Steamboat Springs There is something I've wanted to do in a hot tub, or more accurately, right outside a hot tub, for many years now.
Over the weekend, my wish came true.
Twenty of us left Steamboat Springs after work on Friday and drove west to Craig, then south to Meeker. From the outskirts of town we drove up the White River, marveling at the shadows the cottonwoods were casting in the light of a full moon. We finally parked the vehicles at the point where snow removal operations ceased.
Waiting for us was one of the strangest vehicles anyone has ever set eyes upon. Perched on top of a massive snowcat tread was the body of a white Chevrolet Suburban. A pair of giant skis was attached to the front axle.

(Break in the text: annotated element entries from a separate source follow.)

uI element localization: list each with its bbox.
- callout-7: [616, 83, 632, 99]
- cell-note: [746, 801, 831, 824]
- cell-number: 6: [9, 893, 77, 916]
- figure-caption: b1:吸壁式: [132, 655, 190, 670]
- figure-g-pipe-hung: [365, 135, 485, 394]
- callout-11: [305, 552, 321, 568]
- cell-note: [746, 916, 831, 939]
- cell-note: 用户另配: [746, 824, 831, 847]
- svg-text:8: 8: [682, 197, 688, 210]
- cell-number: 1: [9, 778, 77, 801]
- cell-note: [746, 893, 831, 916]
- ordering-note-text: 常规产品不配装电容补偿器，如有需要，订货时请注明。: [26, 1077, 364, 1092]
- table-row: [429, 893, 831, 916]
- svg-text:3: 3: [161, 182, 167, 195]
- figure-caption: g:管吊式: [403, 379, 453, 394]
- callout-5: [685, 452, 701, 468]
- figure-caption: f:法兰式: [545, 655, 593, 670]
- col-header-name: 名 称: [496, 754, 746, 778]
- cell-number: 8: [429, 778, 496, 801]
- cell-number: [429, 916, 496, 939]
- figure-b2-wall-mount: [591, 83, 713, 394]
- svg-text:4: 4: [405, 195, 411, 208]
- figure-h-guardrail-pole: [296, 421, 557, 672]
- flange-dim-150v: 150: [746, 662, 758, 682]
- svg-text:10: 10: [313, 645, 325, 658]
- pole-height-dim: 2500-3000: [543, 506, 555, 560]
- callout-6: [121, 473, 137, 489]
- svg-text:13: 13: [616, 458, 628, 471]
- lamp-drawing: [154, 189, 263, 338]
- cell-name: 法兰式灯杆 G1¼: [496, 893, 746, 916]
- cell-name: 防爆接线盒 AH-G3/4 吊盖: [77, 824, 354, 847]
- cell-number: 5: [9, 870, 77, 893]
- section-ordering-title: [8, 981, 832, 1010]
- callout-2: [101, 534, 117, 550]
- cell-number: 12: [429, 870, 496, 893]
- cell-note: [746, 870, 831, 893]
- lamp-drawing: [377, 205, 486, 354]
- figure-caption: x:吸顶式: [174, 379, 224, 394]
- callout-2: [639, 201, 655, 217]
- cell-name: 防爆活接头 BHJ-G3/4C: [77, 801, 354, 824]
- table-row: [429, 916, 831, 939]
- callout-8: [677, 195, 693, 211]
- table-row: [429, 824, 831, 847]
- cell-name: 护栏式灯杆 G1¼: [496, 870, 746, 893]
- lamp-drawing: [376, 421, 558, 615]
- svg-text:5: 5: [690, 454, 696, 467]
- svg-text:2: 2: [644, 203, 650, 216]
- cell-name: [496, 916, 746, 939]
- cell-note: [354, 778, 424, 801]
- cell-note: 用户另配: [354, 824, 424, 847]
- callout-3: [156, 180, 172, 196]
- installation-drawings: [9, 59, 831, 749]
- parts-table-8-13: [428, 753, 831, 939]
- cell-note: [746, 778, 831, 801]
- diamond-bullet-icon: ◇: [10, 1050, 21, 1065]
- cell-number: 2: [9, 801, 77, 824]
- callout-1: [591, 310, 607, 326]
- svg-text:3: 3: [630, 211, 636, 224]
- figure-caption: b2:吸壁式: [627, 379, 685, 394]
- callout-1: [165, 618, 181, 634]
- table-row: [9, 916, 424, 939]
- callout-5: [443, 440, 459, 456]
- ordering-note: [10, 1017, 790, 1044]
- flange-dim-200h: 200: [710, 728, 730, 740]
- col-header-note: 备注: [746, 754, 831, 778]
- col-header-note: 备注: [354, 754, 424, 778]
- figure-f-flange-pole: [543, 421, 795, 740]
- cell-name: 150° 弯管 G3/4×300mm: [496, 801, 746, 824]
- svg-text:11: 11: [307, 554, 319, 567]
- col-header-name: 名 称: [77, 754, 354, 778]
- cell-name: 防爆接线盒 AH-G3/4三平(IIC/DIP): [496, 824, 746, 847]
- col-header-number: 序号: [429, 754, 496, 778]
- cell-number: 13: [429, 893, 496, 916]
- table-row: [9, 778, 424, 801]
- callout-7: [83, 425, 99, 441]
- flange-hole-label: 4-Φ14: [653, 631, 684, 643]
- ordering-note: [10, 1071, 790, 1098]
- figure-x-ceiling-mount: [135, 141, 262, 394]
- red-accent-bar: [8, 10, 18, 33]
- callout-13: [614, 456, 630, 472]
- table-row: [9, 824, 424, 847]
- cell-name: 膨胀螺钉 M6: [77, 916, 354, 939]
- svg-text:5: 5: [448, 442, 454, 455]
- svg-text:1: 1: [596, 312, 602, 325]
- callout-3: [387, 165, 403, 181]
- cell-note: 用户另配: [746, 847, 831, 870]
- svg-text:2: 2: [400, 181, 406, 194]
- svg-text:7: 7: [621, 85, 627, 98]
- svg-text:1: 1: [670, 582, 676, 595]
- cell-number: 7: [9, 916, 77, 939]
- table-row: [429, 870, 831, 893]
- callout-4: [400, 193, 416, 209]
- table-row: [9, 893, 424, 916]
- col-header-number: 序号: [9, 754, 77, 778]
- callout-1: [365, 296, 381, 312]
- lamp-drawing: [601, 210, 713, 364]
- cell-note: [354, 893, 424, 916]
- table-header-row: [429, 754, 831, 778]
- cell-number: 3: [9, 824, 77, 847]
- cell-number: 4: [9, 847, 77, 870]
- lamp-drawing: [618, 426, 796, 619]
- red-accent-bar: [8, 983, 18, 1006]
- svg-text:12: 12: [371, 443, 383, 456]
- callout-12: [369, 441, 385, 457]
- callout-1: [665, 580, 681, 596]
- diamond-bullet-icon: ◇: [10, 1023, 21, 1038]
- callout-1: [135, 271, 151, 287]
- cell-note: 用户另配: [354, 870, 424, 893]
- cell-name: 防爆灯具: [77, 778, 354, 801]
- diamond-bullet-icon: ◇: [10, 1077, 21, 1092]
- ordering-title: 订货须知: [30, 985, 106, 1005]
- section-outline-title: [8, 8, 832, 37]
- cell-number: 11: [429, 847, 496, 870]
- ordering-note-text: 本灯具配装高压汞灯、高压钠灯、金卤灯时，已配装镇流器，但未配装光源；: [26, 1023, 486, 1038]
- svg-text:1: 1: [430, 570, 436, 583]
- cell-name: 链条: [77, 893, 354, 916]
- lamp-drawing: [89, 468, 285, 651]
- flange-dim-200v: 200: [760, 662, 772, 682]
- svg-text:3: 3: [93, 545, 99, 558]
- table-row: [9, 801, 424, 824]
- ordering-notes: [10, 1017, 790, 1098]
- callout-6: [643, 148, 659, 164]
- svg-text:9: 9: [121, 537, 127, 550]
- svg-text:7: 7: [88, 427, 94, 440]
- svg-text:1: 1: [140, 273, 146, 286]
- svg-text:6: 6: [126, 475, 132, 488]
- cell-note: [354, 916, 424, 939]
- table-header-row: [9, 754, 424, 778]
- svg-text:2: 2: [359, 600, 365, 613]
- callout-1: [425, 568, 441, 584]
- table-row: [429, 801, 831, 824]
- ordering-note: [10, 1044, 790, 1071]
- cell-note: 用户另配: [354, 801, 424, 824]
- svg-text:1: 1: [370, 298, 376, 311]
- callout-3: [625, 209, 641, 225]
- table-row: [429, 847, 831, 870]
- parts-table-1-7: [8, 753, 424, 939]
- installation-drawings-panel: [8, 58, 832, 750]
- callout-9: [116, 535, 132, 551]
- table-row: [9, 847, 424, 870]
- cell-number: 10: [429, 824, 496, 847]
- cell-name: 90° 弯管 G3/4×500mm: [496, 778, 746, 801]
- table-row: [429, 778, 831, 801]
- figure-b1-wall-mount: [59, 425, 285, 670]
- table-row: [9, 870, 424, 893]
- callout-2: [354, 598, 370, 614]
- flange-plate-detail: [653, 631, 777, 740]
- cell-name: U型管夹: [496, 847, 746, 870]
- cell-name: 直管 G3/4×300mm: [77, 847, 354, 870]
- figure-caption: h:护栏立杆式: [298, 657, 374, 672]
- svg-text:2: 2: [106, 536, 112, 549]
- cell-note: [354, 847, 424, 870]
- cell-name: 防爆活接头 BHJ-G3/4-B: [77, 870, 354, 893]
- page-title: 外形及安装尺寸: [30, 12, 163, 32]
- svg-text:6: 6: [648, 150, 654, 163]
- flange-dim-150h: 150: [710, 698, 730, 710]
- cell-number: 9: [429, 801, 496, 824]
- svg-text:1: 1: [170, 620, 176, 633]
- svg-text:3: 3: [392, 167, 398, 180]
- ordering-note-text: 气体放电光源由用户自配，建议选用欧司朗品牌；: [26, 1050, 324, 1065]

Terry Mueller was waiting to load our gear into the back of the Suburban. The cab was so far off the ground that when it came time for our group to climb aboard (we traveled in two shifts) a portable staircase had to be attached to the rig.
Off we roared into the night on our way to Trappers Lake Lodge, 16 miles up into the Flat Tops.
All of us were eager to get our first glimpse of the new lodge, rebuilt since last summer's Big Fish fire. Terry kept us entertained with harrowing stories of how the flames swept down off the mountainsides. When the fire roared up to Trappers Lake, it claimed the historic lodge and a barn, but spared most of the rustic log cabins.
Looking at the scene this weekend, it was difficult to understand how any buildings survived. There were burned stands of timber in front of the lodge and burned trees behind the cabins, but somehow an oasis of healthy trees and intact buildings remained.
There was one other structure claimed by the fire -- the big hot tub. Mueller and his crew supervised the rebuilding of the lodge, and they didn't overlook installation of a new 10-person hot tub for their winter guests.
Half of our group put climbing skins on their telemark skis Saturday morning, slapped fresh batteries into the avalanche transceivers, and marched off in search of untracked turns beneath a rock band on Shepherd's Ridge. The rest of us set off around the lake and when the trail ran out, we bushwhacked through the powder snow. John found the easiest route through the rolling ridges studded with the blackened trunks of many hundreds of scorched trees.
The expanse of white snow, the coal black skeletons of the trees and the blue shadows they cast, reduced the landscape almost to an abstraction. After returning to the lodge we quickly changed into swimsuits and headed for the hot tub.
The floating thermometer read 106 degrees, and it took a couple of minutes to grow accustomed to the heat.
Within a few minutes, S.H. announced that she intended to climb out of the hot tub and dive front first into a snow bank. I took the challenge and vowed that if she flopped in the snow, I would certainly do the same. Then M.M. piped up and said she had been jumping out of hot tubs and into the snow for most of her lifetime, and predicted we would find the experience to be exceedingly pleasant in a tingly sort of way.
I never really expected it to happen, but the words were barely out of M.M.'s mouth when S.H. climbed over the edge of the tub and did a big belly flop into the snow.
Within seconds she was back in the hot water, exclaiming loudly about the burning sensation she felt on her skin.
Only one course of action remained -- I made a big face plant in the snow, then eased back into the tub and felt a glow spread up and down my limbs.
Take it from me -- hot tubs and snow banks were made for each other.